It's a theorem of Wanda Szmielew that for any abelian group $A$, the complete theory of $(A;+,-,0,(n{\mid})_{n\in \mathbb{N}})$ has quantifier elimination, where each symbol $n{\mid}$ is a unary relation symbol which holds of the elements of $A$ divisible by $n$. Note that this language is a definitional expansion of the pure group language: $n{\mid}x$ is definable by $\exists y\,(\underbrace{y+\dots+y}_{n\text{ times}} = x)$.

See the answers to this question for references and lots of other information about theories of abelian groups.

Now $\mathbb{R}/\mathbb{Z}$ is a divisible abelian group, so for every $n>0$, every element is divisible by $n$. Thus the symbols $(n{\mid})$ are interpreted trivially in $\mathbb{R}/\mathbb{Z}$, and the theory of this group actually admits QE in the abelian group language.

At this point, you could apply the Tarski-Vaught test to show $\mathbb{Q}/\mathbb{Z}\preceq \mathbb{R}/\mathbb{Z}$. This amounts to showing that for every quantifier-free formula in the language of abelian groups, $\varphi(x,b_1,\dots,b_n)$, with $b_1,\dots,b_n\in \mathbb{Q}/\mathbb{Z}$, if the formula has a realization in $\mathbb{R}/\mathbb{Z}$, then it has one in $\mathbb{Q}/\mathbb{Z}$. This shouldn't be too difficult.

But instead, for fun, let's bring in the big guns.
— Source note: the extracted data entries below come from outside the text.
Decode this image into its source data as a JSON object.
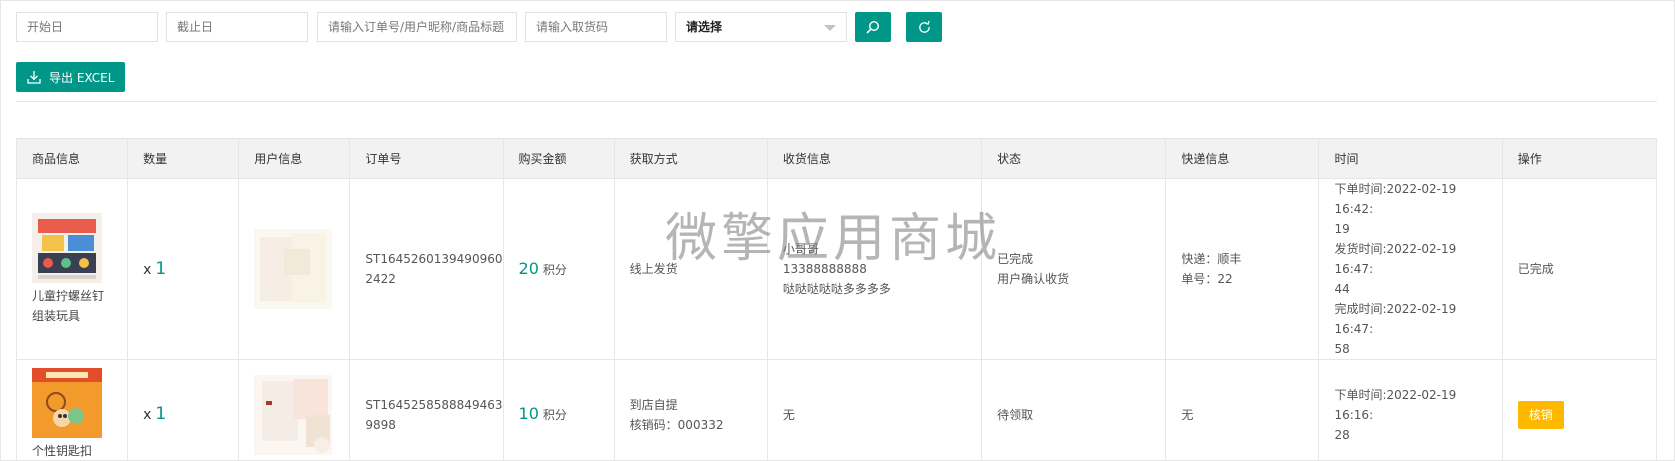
{
  "filters": {
    "start_date_placeholder": "开始日",
    "end_date_placeholder": "截止日",
    "keyword_placeholder": "请输入订单号/用户昵称/商品标题",
    "pickup_code_placeholder": "请输入取货码",
    "status_select_value": "请选择"
  },
  "toolbar": {
    "export_label": "导出 EXCEL"
  },
  "table": {
    "headers": [
      "商品信息",
      "数量",
      "用户信息",
      "订单号",
      "购买金额",
      "获取方式",
      "收货信息",
      "状态",
      "快递信息",
      "时间",
      "操作"
    ],
    "rows": [
      {
        "product_name": "儿童拧螺丝钉组装玩具",
        "qty_prefix": "x",
        "qty": "1",
        "order_no_line1": "ST1645260139490960",
        "order_no_line2": "2422",
        "amount": "20",
        "amount_unit": "积分",
        "method_line1": "线上发货",
        "method_line2": "",
        "recv_line1": "小哥哥",
        "recv_line2": "13388888888",
        "recv_line3": "哒哒哒哒哒多多多多",
        "status_line1": "已完成",
        "status_line2": "用户确认收货",
        "express_line1": "快递：顺丰",
        "express_line2": "单号：22",
        "time_line1": "下单时间:2022-02-19 16:42:",
        "time_line2": "19",
        "time_line3": "发货时间:2022-02-19 16:47:",
        "time_line4": "44",
        "time_line5": "完成时间:2022-02-19 16:47:",
        "time_line6": "58",
        "action": "已完成"
      },
      {
        "product_name": "个性钥匙扣",
        "qty_prefix": "x",
        "qty": "1",
        "order_no_line1": "ST1645258588849463",
        "order_no_line2": "9898",
        "amount": "10",
        "amount_unit": "积分",
        "method_line1": "到店自提",
        "method_line2": "核销码：000332",
        "recv_line1": "无",
        "status_line1": "待领取",
        "express_line1": "无",
        "time_line1": "下单时间:2022-02-19 16:16:",
        "time_line2": "28",
        "action": "核销"
      }
    ]
  },
  "watermark": "微擎应用商城",
  "colors": {
    "primary": "#009688",
    "warning": "#ffb800",
    "header_bg": "#f2f2f2"
  },
  "icons": [
    "search-icon",
    "refresh-icon",
    "download-icon",
    "chevron-down-icon"
  ]
}
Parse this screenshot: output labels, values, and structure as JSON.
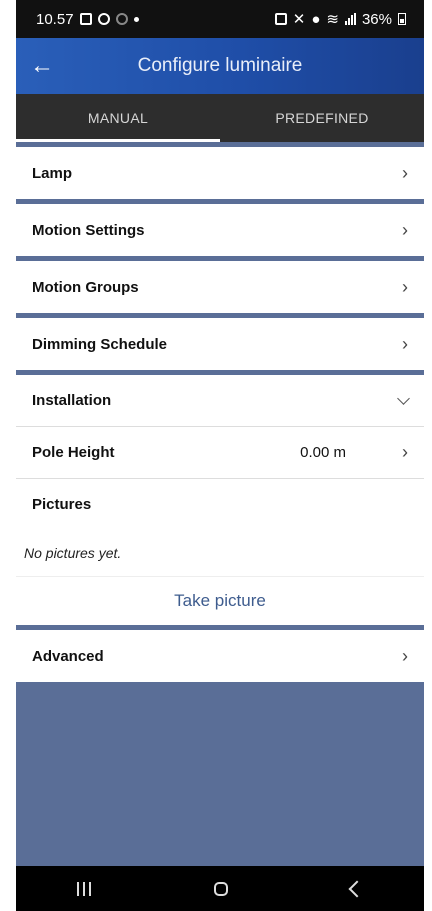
{
  "status_bar": {
    "time": "10.57",
    "battery": "36%"
  },
  "app_bar": {
    "title": "Configure luminaire",
    "back_icon": "arrow-left-icon"
  },
  "tabs": [
    {
      "label": "MANUAL",
      "active": true
    },
    {
      "label": "PREDEFINED",
      "active": false
    }
  ],
  "sections": [
    {
      "label": "Lamp"
    },
    {
      "label": "Motion Settings"
    },
    {
      "label": "Motion Groups"
    },
    {
      "label": "Dimming Schedule"
    }
  ],
  "installation": {
    "label": "Installation",
    "pole_height": {
      "label": "Pole Height",
      "value": "0.00 m"
    },
    "pictures": {
      "label": "Pictures",
      "empty_text": "No pictures yet.",
      "action": "Take picture"
    }
  },
  "advanced": {
    "label": "Advanced"
  },
  "colors": {
    "app_bar": "#1f4ea8",
    "tabs_bg": "#2d2d2d",
    "background": "#5a6e97",
    "link": "#3e5c8e"
  }
}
Szmielew also classified the complete theories of abelian groups by four families of invariants (see Tim Campion's answer to the question I linked to above). In the case of a divisible group $A$, $nA = A$ for all $n>0$, so we have: \begin{align*} Tf(p;\mathbb{R}/\mathbb{Z}) = Tf(p;\mathbb{Q}/\mathbb{Z}) &= 0\\ D(p;\mathbb{R}/\mathbb{Z}) = D(p;\mathbb{Q}/\mathbb{Z}) &= 1\\ Exp(\mathbb{R}/\mathbb{Z}) = Exp(\mathbb{Q}/\mathbb{Z}) &= \infty\\ U(p,n;\mathbb{R}/\mathbb{Z}) = U(p,n;\mathbb{Q}/\mathbb{Z}) &= 0 \end{align*} It follows that $\mathbb{R}/\mathbb{Z}$ and $\mathbb{Q}/\mathbb{Z}$ are elementarily equivalent. From the definitions of the invariants we can extract the following axiomatization of their common complete theory: $A$ is a divisible abelian group of unbounded exponent such that for all primes $p$, $|\{x\in A\mid px = 0\}| = p$.

Now $\mathbb{Q}/\mathbb{Z}$ is a substructure of $\mathbb{R}/\mathbb{Z}$, and the common theory of these two groups admits quantifier elimination, so $\mathbb{Q}/\mathbb{Z}\preceq\mathbb{R}/\mathbb{Z}$.